Apple, pour clôturer sa communication, indique publier sa mise à jour permettant de résoudre le problème d’affichage des barres de réception. Et la marque va plus loin en proposant à ses clients non satisfaits de pouvoir être remboursés de leur achat s’ils le souhaitent ou alors de se voir envoyer, gratuitement, une coque de protection pour leur iPhone permettant de ne pas toucher directement l’antenne et donc de limiter les problèmes liés à l’indication du signal de puissance.
La presse spécialisée se fait l’écho en masse de cette communication, et le pari est gagné. La crise s’estompe.
Une mauvaise gestion peut faire perdurer ou même amplifier une crise. On se souvient de l’effet Streisand[vi], du nom de la chanteuse américaine qui, voulant faire interdire la publication de photos en 2003 de sa maison afin de protéger sa tranquillité, avait au contraire donné un éclairage encore plus important sur ces clichés en lançant une procédure judiciaire largement couverte dans la presse, une sorte d’effet boomerang de communication involontaire.
A contrario, la gestion de la crise de l’Antennagate par Apple a eu un résultat bien meilleur dans la mesure ou l’iPhone 4 s’est écoulé à 50 millions d’unités et est demeuré pendant plusieurs années l’un des smartphones les plus vendus au monde. [vii]
Le philosophe grec Héraclite ne s’était pas trompé : « La crise est la mère de l’opportunité ».
Que ce soit la communication « positive » à travers des influenceurs acquis à sa marque, ou une communication « défensive » face à Greenpeace ou de l’Antennagate, Apple sait mener une stratégie d’influence efficace. Mais quand cette stratégie communicationnelle ne fonctionne plus, l’entreprise californienne peut aussi mettre en place une approche plus « offensive » grâce à l’arme du droit.
Apple et la guerre du droit
« Je détruirai Android, parce que c’est un produit volé. Je mènerai une guerre thermonucléaire ».
Steve Jobs, co-fondateur d’Apple
On reprend souvent l’image du soft power, souvent traduit en français comme étant la capacité de convaincre. Cette doctrine théorisée par le professeur américain Joseph Nye a été utilisée par la sphère des relations internationales pour expliquer le pouvoir d’un État de peser sur les acteurs internationaux de manière non violente, c’est-à-dire sans recours au conflit armé.
La puissance américaine a notamment été analysée sous ce prisme pour montrer la prédominance de l’Oncle Sam après la chute du Mur de Berlin à travers sa prédominance culturelle, notamment via le secteur du divertissement. Mickey Mouse et Coca-Cola devenant ainsi les meilleurs ambassadeurs de l’hyperpuissance US.
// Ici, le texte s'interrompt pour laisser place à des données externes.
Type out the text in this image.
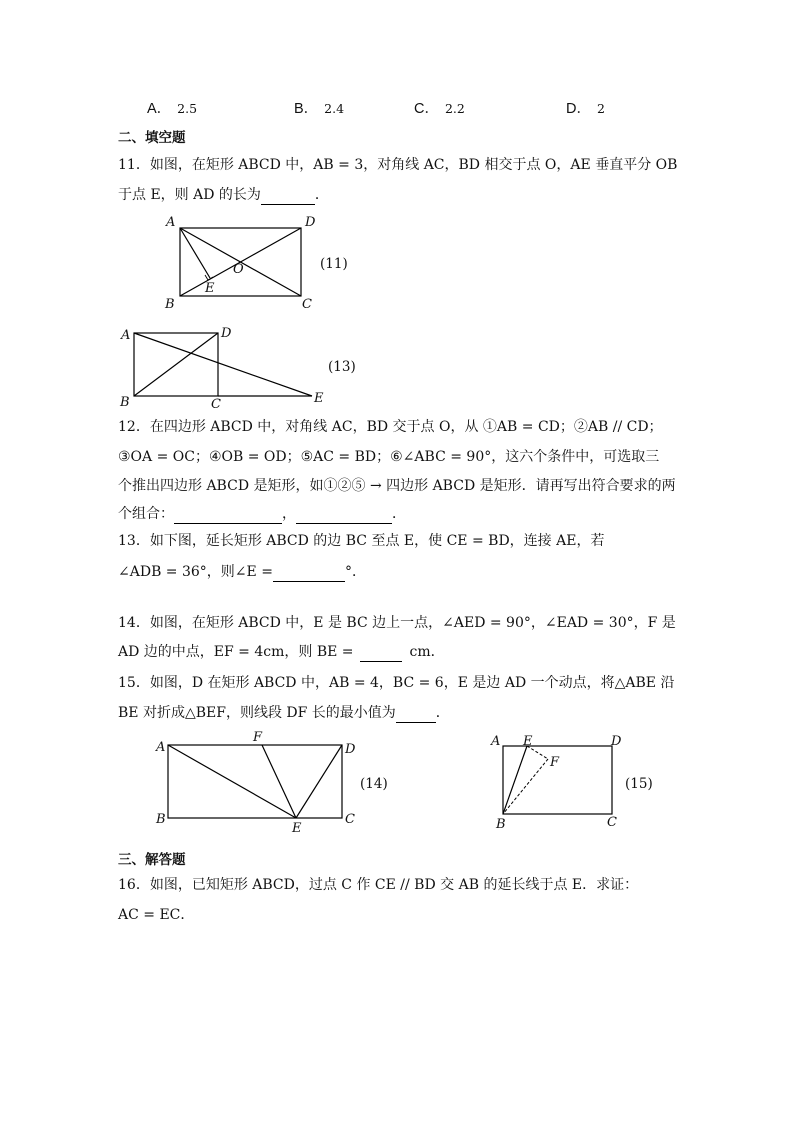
A． 2.5	B． 2.4	C． 2.2	D． 2
二、填空题
11．如图，在矩形 ABCD 中，AB = 3，对角线 AC，BD 相交于点 O，AE 垂直平分 OB
于点 E，则 AD 的长为	．
A	D
B	C
O
E
(11)
A	D
B	C	E
(13)
12．在四边形 ABCD 中，对角线 AC，BD 交于点 O，从 ①AB = CD；②AB // CD；
③OA = OC；④OB = OD；⑤AC = BD；⑥∠ABC = 90°，这六个条件中，可选取三
个推出四边形 ABCD 是矩形，如①②⑤ → 四边形 ABCD 是矩形．请再写出符合要求的两
个组合：	，	．
13．如下图，延长矩形 ABCD 的边 BC 至点 E，使 CE = BD，连接 AE，若
∠ADB = 36°，则∠E =	°．
14．如图，在矩形 ABCD 中，E 是 BC 边上一点，∠AED = 90°，∠EAD = 30°，F 是
AD 边的中点，EF = 4cm，则 BE =	cm．
15．如图，D 在矩形 ABCD 中，AB = 4，BC = 6，E 是边 AD 一个动点，将△ABE 沿
BE 对折成△BEF，则线段 DF 长的最小值为	．
A
F
D
B	C
E
(14)
A E	D
F
B	C
(15)
三、解答题
16．如图，已知矩形 ABCD，过点 C 作 CE // BD 交 AB 的延长线于点 E．求证：
AC = EC．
Il est d’ailleurs saisissant de voir qu’Apple a elle-même participé à ce soft power en devenant la marque numéro un au niveau mondial du secteur électronique, les écouteurs blancs des iPods étant érigés en signe distinctif de l’American Way of Life…
Cependant, le soft power n’est qu’un côté d’une pièce qui comporte également une dimension beaucoup plus sombre, incarnée par le hard power.
Là où le soft power est « cool », le hard power ne fait que reprendre le concept de puissance traditionnelle de contrainte, en particulier grâce à l’outil militaire.
Reprenant cette même trame, nous avons vu précédemment qu’Apple dispose d’un fort pouvoir d’influence, notamment à travers un corps de fans acquis à la marque, mais également à des actions plus ciblées de lobbying.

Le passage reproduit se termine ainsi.